Japanese sports scientists documented a similar experiment in the Journal of Physiological Sciences and arrived at the same conclusion – heat, following training, made muscles grow more and repair themselves faster.
The Japanese study went further, performing muscle biopsies of the athletes’ quads to investigate why heating muscle had an anabolic effect.
When they examined the muscle tissue, the researchers found that heating muscles after strength training boosted the activity of heat-shock proteins and growth hormone, as well as Akt, mTOR, S6 and 4E-BP1 – key anabolic regulator molecules which initiate growth reactions in muscle cells.
They concluded that heating muscles during the post-workout window directly effected “the regulation of mTOR signaling molecules and the rate of protein synthesis in human skeletal muscle".
One final study, published in the European Journal of Applied Physiology, drives home the point: researchers exposed their experimental groups’ muscles to heat treatments 4 times a week for 10 weeks.
At the end of the 10 weeks, MRI imaging found a 6% increase in muscle size in the heat treatment group – while the gains alone are impressive, the results become flat out remarkable considering participants were not allowed to do any strength training.
For a 200 lbs. man, a 6% increase works out to 12 lbs. of muscle-gain, in just ten weeks. Without lifting.
Do you even heat, bro?
+ Try to hit the sauna at least 3 times per week, immediately after workouts.
+ Shoot for sauna stays of around 10-20 minutes.
+ If the sauna has seats or benches that are at different heights, aim high. It’s brutally hot up there, but you’ll only be in for a bit. Saunas are as much as 30 degrees cooler at the floor, and reach their max temperatures at the ceiling, so where you are in that spectrum of height matters tremendously.
+ If possible, lay down on the bench, so that your entire body is at the same elevation and getting equal heat. If you’re sitting up, your head will be getting far more heat than the rest of you – and we’re not trying to make your head grow.
+ If it’s crowded, obviously you may have to sit up, but it’s worth giving laying down a shot if you never have -- many people who hate how the sauna makes them feel find that it’s suddenly tolerable when they’re laying down, and their head is no longer roasting 20 degrees hotter than their body.
- Don’t stay in the sauna longer than 20 minutes at a time. Put bluntly: the testicles don’t like to be too warm for too long. If your balls get cooked, they’ll punish you by reducing the amount of testosterone they produce, which will dampen the muscle-building effect we’re going for. Get in and get out.

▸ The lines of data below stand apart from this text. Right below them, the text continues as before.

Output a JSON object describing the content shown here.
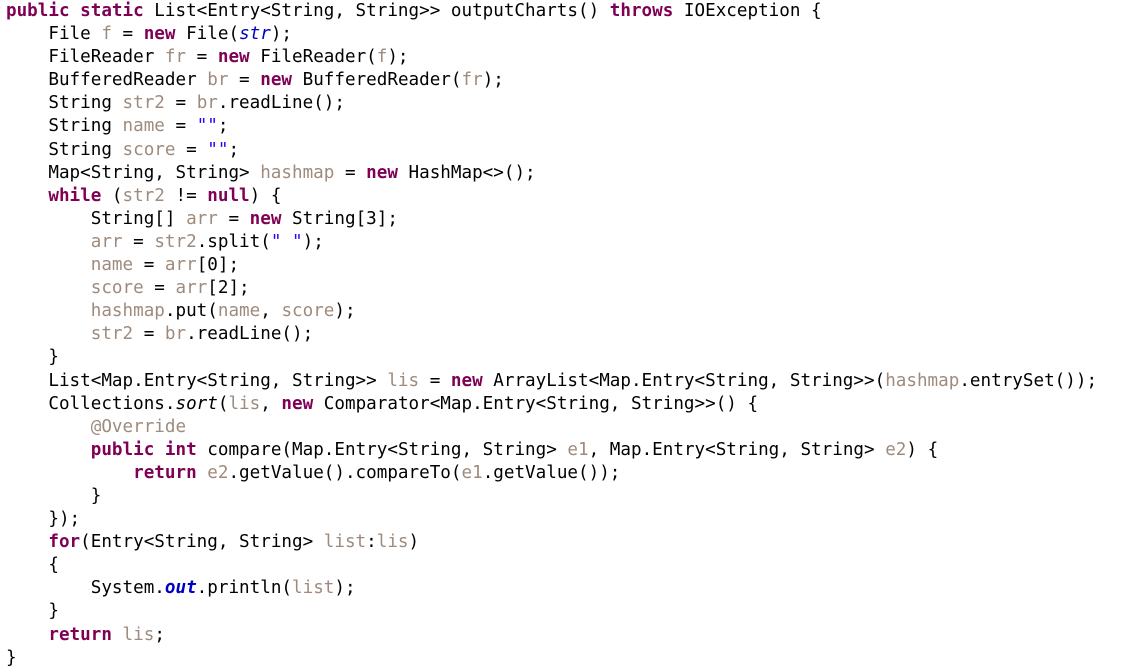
{
  "editor": {
    "language": "Java",
    "background_color": "#ffffff",
    "font_size_px": 17.6,
    "line_height_px": 23.1,
    "indent_spaces": 4
  },
  "theme": {
    "keyword_color": "#7f0055",
    "identifier_color": "#9e8b7d",
    "string_color": "#2a00ff",
    "field_color": "#0000c0",
    "static_field_color": "#0000c0",
    "plain_color": "#000000",
    "annotation_color": "#9e8b7d"
  },
  "code": {
    "plain_text": "public static List<Entry<String, String>> outputCharts() throws IOException {\n    File f = new File(str);\n    FileReader fr = new FileReader(f);\n    BufferedReader br = new BufferedReader(fr);\n    String str2 = br.readLine();\n    String name = \"\";\n    String score = \"\";\n    Map<String, String> hashmap = new HashMap<>();\n    while (str2 != null) {\n        String[] arr = new String[3];\n        arr = str2.split(\" \");\n        name = arr[0];\n        score = arr[2];\n        hashmap.put(name, score);\n        str2 = br.readLine();\n    }\n    List<Map.Entry<String, String>> lis = new ArrayList<Map.Entry<String, String>>(hashmap.entrySet());\n    Collections.sort(lis, new Comparator<Map.Entry<String, String>>() {\n        @Override\n        public int compare(Map.Entry<String, String> e1, Map.Entry<String, String> e2) {\n            return e2.getValue().compareTo(e1.getValue());\n        }\n    });\n    for(Entry<String, String> list:lis)\n    {\n        System.out.println(list);\n    }\n    return lis;\n}",
    "lines": [
      {
        "n": 1,
        "tokens": [
          {
            "c": "keyword",
            "s": "public static"
          },
          {
            "c": "plain",
            "s": " List<Entry<String, String>> outputCharts() "
          },
          {
            "c": "keyword",
            "s": "throws"
          },
          {
            "c": "plain",
            "s": " IOException {"
          }
        ]
      },
      {
        "n": 2,
        "tokens": [
          {
            "c": "plain",
            "s": "    File "
          },
          {
            "c": "ident",
            "s": "f"
          },
          {
            "c": "plain",
            "s": " = "
          },
          {
            "c": "keyword",
            "s": "new"
          },
          {
            "c": "plain",
            "s": " File("
          },
          {
            "c": "field",
            "s": "str"
          },
          {
            "c": "plain",
            "s": ");"
          }
        ]
      },
      {
        "n": 3,
        "tokens": [
          {
            "c": "plain",
            "s": "    FileReader "
          },
          {
            "c": "ident",
            "s": "fr"
          },
          {
            "c": "plain",
            "s": " = "
          },
          {
            "c": "keyword",
            "s": "new"
          },
          {
            "c": "plain",
            "s": " FileReader("
          },
          {
            "c": "ident",
            "s": "f"
          },
          {
            "c": "plain",
            "s": ");"
          }
        ]
      },
      {
        "n": 4,
        "tokens": [
          {
            "c": "plain",
            "s": "    BufferedReader "
          },
          {
            "c": "ident",
            "s": "br"
          },
          {
            "c": "plain",
            "s": " = "
          },
          {
            "c": "keyword",
            "s": "new"
          },
          {
            "c": "plain",
            "s": " BufferedReader("
          },
          {
            "c": "ident",
            "s": "fr"
          },
          {
            "c": "plain",
            "s": ");"
          }
        ]
      },
      {
        "n": 5,
        "tokens": [
          {
            "c": "plain",
            "s": "    String "
          },
          {
            "c": "ident",
            "s": "str2"
          },
          {
            "c": "plain",
            "s": " = "
          },
          {
            "c": "ident",
            "s": "br"
          },
          {
            "c": "plain",
            "s": ".readLine();"
          }
        ]
      },
      {
        "n": 6,
        "tokens": [
          {
            "c": "plain",
            "s": "    String "
          },
          {
            "c": "ident",
            "s": "name"
          },
          {
            "c": "plain",
            "s": " = "
          },
          {
            "c": "string",
            "s": "\"\""
          },
          {
            "c": "plain",
            "s": ";"
          }
        ]
      },
      {
        "n": 7,
        "tokens": [
          {
            "c": "plain",
            "s": "    String "
          },
          {
            "c": "ident",
            "s": "score"
          },
          {
            "c": "plain",
            "s": " = "
          },
          {
            "c": "string",
            "s": "\"\""
          },
          {
            "c": "plain",
            "s": ";"
          }
        ]
      },
      {
        "n": 8,
        "tokens": [
          {
            "c": "plain",
            "s": "    Map<String, String> "
          },
          {
            "c": "ident",
            "s": "hashmap"
          },
          {
            "c": "plain",
            "s": " = "
          },
          {
            "c": "keyword",
            "s": "new"
          },
          {
            "c": "plain",
            "s": " HashMap<>();"
          }
        ]
      },
      {
        "n": 9,
        "tokens": [
          {
            "c": "plain",
            "s": "    "
          },
          {
            "c": "keyword",
            "s": "while"
          },
          {
            "c": "plain",
            "s": " ("
          },
          {
            "c": "ident",
            "s": "str2"
          },
          {
            "c": "plain",
            "s": " != "
          },
          {
            "c": "keyword",
            "s": "null"
          },
          {
            "c": "plain",
            "s": ") {"
          }
        ]
      },
      {
        "n": 10,
        "tokens": [
          {
            "c": "plain",
            "s": "        String[] "
          },
          {
            "c": "ident",
            "s": "arr"
          },
          {
            "c": "plain",
            "s": " = "
          },
          {
            "c": "keyword",
            "s": "new"
          },
          {
            "c": "plain",
            "s": " String[3];"
          }
        ]
      },
      {
        "n": 11,
        "tokens": [
          {
            "c": "plain",
            "s": "        "
          },
          {
            "c": "ident",
            "s": "arr"
          },
          {
            "c": "plain",
            "s": " = "
          },
          {
            "c": "ident",
            "s": "str2"
          },
          {
            "c": "plain",
            "s": ".split("
          },
          {
            "c": "string",
            "s": "\" \""
          },
          {
            "c": "plain",
            "s": ");"
          }
        ]
      },
      {
        "n": 12,
        "tokens": [
          {
            "c": "plain",
            "s": "        "
          },
          {
            "c": "ident",
            "s": "name"
          },
          {
            "c": "plain",
            "s": " = "
          },
          {
            "c": "ident",
            "s": "arr"
          },
          {
            "c": "plain",
            "s": "[0];"
          }
        ]
      },
      {
        "n": 13,
        "tokens": [
          {
            "c": "plain",
            "s": "        "
          },
          {
            "c": "ident",
            "s": "score"
          },
          {
            "c": "plain",
            "s": " = "
          },
          {
            "c": "ident",
            "s": "arr"
          },
          {
            "c": "plain",
            "s": "[2];"
          }
        ]
      },
      {
        "n": 14,
        "tokens": [
          {
            "c": "plain",
            "s": "        "
          },
          {
            "c": "ident",
            "s": "hashmap"
          },
          {
            "c": "plain",
            "s": ".put("
          },
          {
            "c": "ident",
            "s": "name"
          },
          {
            "c": "plain",
            "s": ", "
          },
          {
            "c": "ident",
            "s": "score"
          },
          {
            "c": "plain",
            "s": ");"
          }
        ]
      },
      {
        "n": 15,
        "tokens": [
          {
            "c": "plain",
            "s": "        "
          },
          {
            "c": "ident",
            "s": "str2"
          },
          {
            "c": "plain",
            "s": " = "
          },
          {
            "c": "ident",
            "s": "br"
          },
          {
            "c": "plain",
            "s": ".readLine();"
          }
        ]
      },
      {
        "n": 16,
        "tokens": [
          {
            "c": "plain",
            "s": "    }"
          }
        ]
      },
      {
        "n": 17,
        "tokens": [
          {
            "c": "plain",
            "s": "    List<Map.Entry<String, String>> "
          },
          {
            "c": "ident",
            "s": "lis"
          },
          {
            "c": "plain",
            "s": " = "
          },
          {
            "c": "keyword",
            "s": "new"
          },
          {
            "c": "plain",
            "s": " ArrayList<Map.Entry<String, String>>("
          },
          {
            "c": "ident",
            "s": "hashmap"
          },
          {
            "c": "plain",
            "s": ".entrySet());"
          }
        ]
      },
      {
        "n": 18,
        "tokens": [
          {
            "c": "plain",
            "s": "    Collections."
          },
          {
            "c": "smethod",
            "s": "sort"
          },
          {
            "c": "plain",
            "s": "("
          },
          {
            "c": "ident",
            "s": "lis"
          },
          {
            "c": "plain",
            "s": ", "
          },
          {
            "c": "keyword",
            "s": "new"
          },
          {
            "c": "plain",
            "s": " Comparator<Map.Entry<String, String>>() {"
          }
        ]
      },
      {
        "n": 19,
        "tokens": [
          {
            "c": "plain",
            "s": "        "
          },
          {
            "c": "annot",
            "s": "@Override"
          }
        ]
      },
      {
        "n": 20,
        "tokens": [
          {
            "c": "plain",
            "s": "        "
          },
          {
            "c": "keyword",
            "s": "public int"
          },
          {
            "c": "plain",
            "s": " compare(Map.Entry<String, String> "
          },
          {
            "c": "ident",
            "s": "e1"
          },
          {
            "c": "plain",
            "s": ", Map.Entry<String, String> "
          },
          {
            "c": "ident",
            "s": "e2"
          },
          {
            "c": "plain",
            "s": ") {"
          }
        ]
      },
      {
        "n": 21,
        "tokens": [
          {
            "c": "plain",
            "s": "            "
          },
          {
            "c": "keyword",
            "s": "return"
          },
          {
            "c": "plain",
            "s": " "
          },
          {
            "c": "ident",
            "s": "e2"
          },
          {
            "c": "plain",
            "s": ".getValue().compareTo("
          },
          {
            "c": "ident",
            "s": "e1"
          },
          {
            "c": "plain",
            "s": ".getValue());"
          }
        ]
      },
      {
        "n": 22,
        "tokens": [
          {
            "c": "plain",
            "s": "        }"
          }
        ]
      },
      {
        "n": 23,
        "tokens": [
          {
            "c": "plain",
            "s": "    });"
          }
        ]
      },
      {
        "n": 24,
        "tokens": [
          {
            "c": "plain",
            "s": "    "
          },
          {
            "c": "keyword",
            "s": "for"
          },
          {
            "c": "plain",
            "s": "(Entry<String, String> "
          },
          {
            "c": "ident",
            "s": "list"
          },
          {
            "c": "plain",
            "s": ":"
          },
          {
            "c": "ident",
            "s": "lis"
          },
          {
            "c": "plain",
            "s": ")"
          }
        ]
      },
      {
        "n": 25,
        "tokens": [
          {
            "c": "plain",
            "s": "    {"
          }
        ]
      },
      {
        "n": 26,
        "tokens": [
          {
            "c": "plain",
            "s": "        System."
          },
          {
            "c": "sfield",
            "s": "out"
          },
          {
            "c": "plain",
            "s": ".println("
          },
          {
            "c": "ident",
            "s": "list"
          },
          {
            "c": "plain",
            "s": ");"
          }
        ]
      },
      {
        "n": 27,
        "tokens": [
          {
            "c": "plain",
            "s": "    }"
          }
        ]
      },
      {
        "n": 28,
        "tokens": [
          {
            "c": "plain",
            "s": "    "
          },
          {
            "c": "keyword",
            "s": "return"
          },
          {
            "c": "plain",
            "s": " "
          },
          {
            "c": "ident",
            "s": "lis"
          },
          {
            "c": "plain",
            "s": ";"
          }
        ]
      },
      {
        "n": 29,
        "tokens": [
          {
            "c": "plain",
            "s": "}"
          }
        ]
      }
    ]
  }
}
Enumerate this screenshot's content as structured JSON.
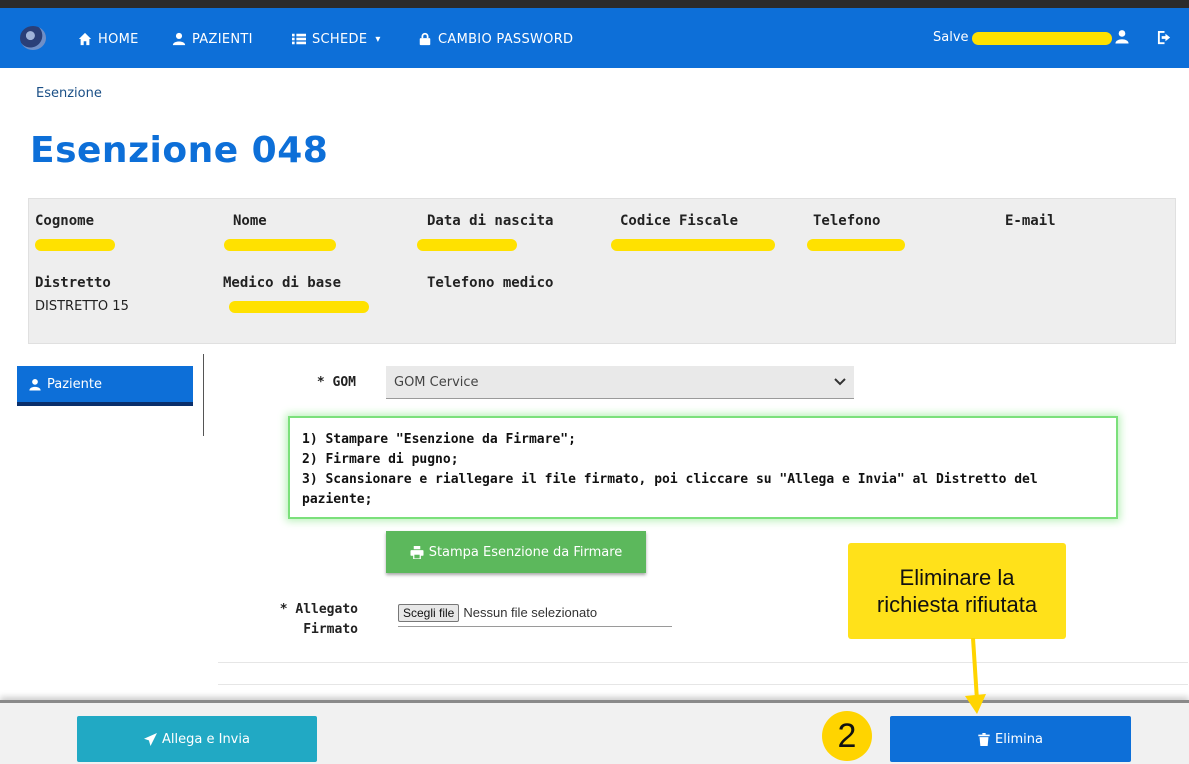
{
  "nav": {
    "home": "HOME",
    "pazienti": "PAZIENTI",
    "schede": "SCHEDE",
    "password": "CAMBIO PASSWORD",
    "greeting": "Salve"
  },
  "breadcrumb": "Esenzione",
  "title": "Esenzione 048",
  "patient": {
    "cognome_label": "Cognome",
    "nome_label": "Nome",
    "nascita_label": "Data di nascita",
    "cf_label": "Codice Fiscale",
    "telefono_label": "Telefono",
    "email_label": "E-mail",
    "distretto_label": "Distretto",
    "distretto_value": "DISTRETTO 15",
    "medico_label": "Medico di base",
    "telmedico_label": "Telefono medico"
  },
  "sidebar": {
    "paziente": "Paziente"
  },
  "form": {
    "gom_label": "* GOM",
    "gom_value": "GOM Cervice",
    "instructions": [
      "1) Stampare \"Esenzione da Firmare\";",
      "2) Firmare di pugno;",
      "3) Scansionare e riallegare il file firmato, poi cliccare su \"Allega e Invia\" al Distretto del paziente;"
    ],
    "print_button": "Stampa Esenzione da Firmare",
    "allegato_label_1": "* Allegato",
    "allegato_label_2": "Firmato",
    "file_button": "Scegli file",
    "file_status": "Nessun file selezionato"
  },
  "footer": {
    "send_button": "Allega e Invia",
    "delete_button": "Elimina"
  },
  "annotation": {
    "step": "2",
    "callout": "Eliminare la richiesta rifiutata"
  },
  "colors": {
    "primary": "#0d6fd8",
    "success": "#5cb85c",
    "info": "#21a9c4",
    "highlight": "#ffe100"
  }
}
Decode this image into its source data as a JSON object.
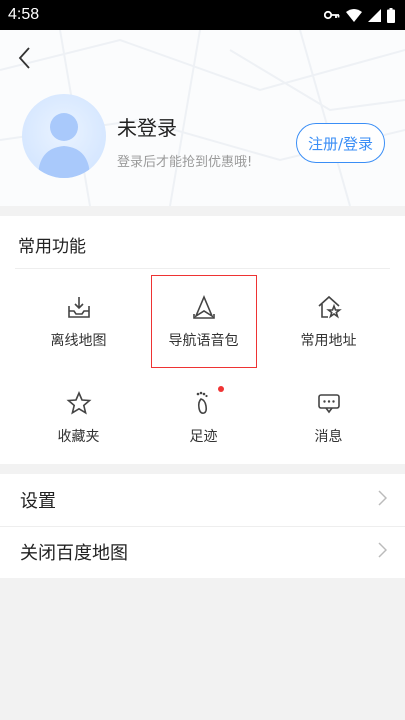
{
  "status_bar": {
    "time": "4:58",
    "icons": [
      "key-icon",
      "wifi-icon",
      "signal-icon",
      "battery-icon"
    ]
  },
  "header": {
    "back_icon": "chevron-left-icon",
    "username": "未登录",
    "login_hint": "登录后才能抢到优惠哦!",
    "login_button": "注册/登录"
  },
  "common": {
    "title": "常用功能",
    "items": [
      {
        "label": "离线地图",
        "icon": "offline-map-icon"
      },
      {
        "label": "导航语音包",
        "icon": "navigation-voice-icon"
      },
      {
        "label": "常用地址",
        "icon": "home-star-icon"
      },
      {
        "label": "收藏夹",
        "icon": "star-icon"
      },
      {
        "label": "足迹",
        "icon": "footprint-icon",
        "badge": true
      },
      {
        "label": "消息",
        "icon": "message-icon"
      }
    ]
  },
  "settings": {
    "items": [
      {
        "label": "设置"
      },
      {
        "label": "关闭百度地图"
      }
    ]
  },
  "colors": {
    "accent": "#3a8ef6",
    "highlight": "#ee3333",
    "badge": "#f03434"
  }
}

- Don’t wear layers in the sauna. Sweatshirts, beanies, etc. are actually counterproductive in this case. They’ll make you sweat more, but in the short 10 to 20 minutes you’re in there, wearing extra layers only insulates you -- raising your core temperature more than your surface/muscle temperature. Layers keep the hot air of the sauna off your skin, while keeping more of your own heat in, and that’s not the goal.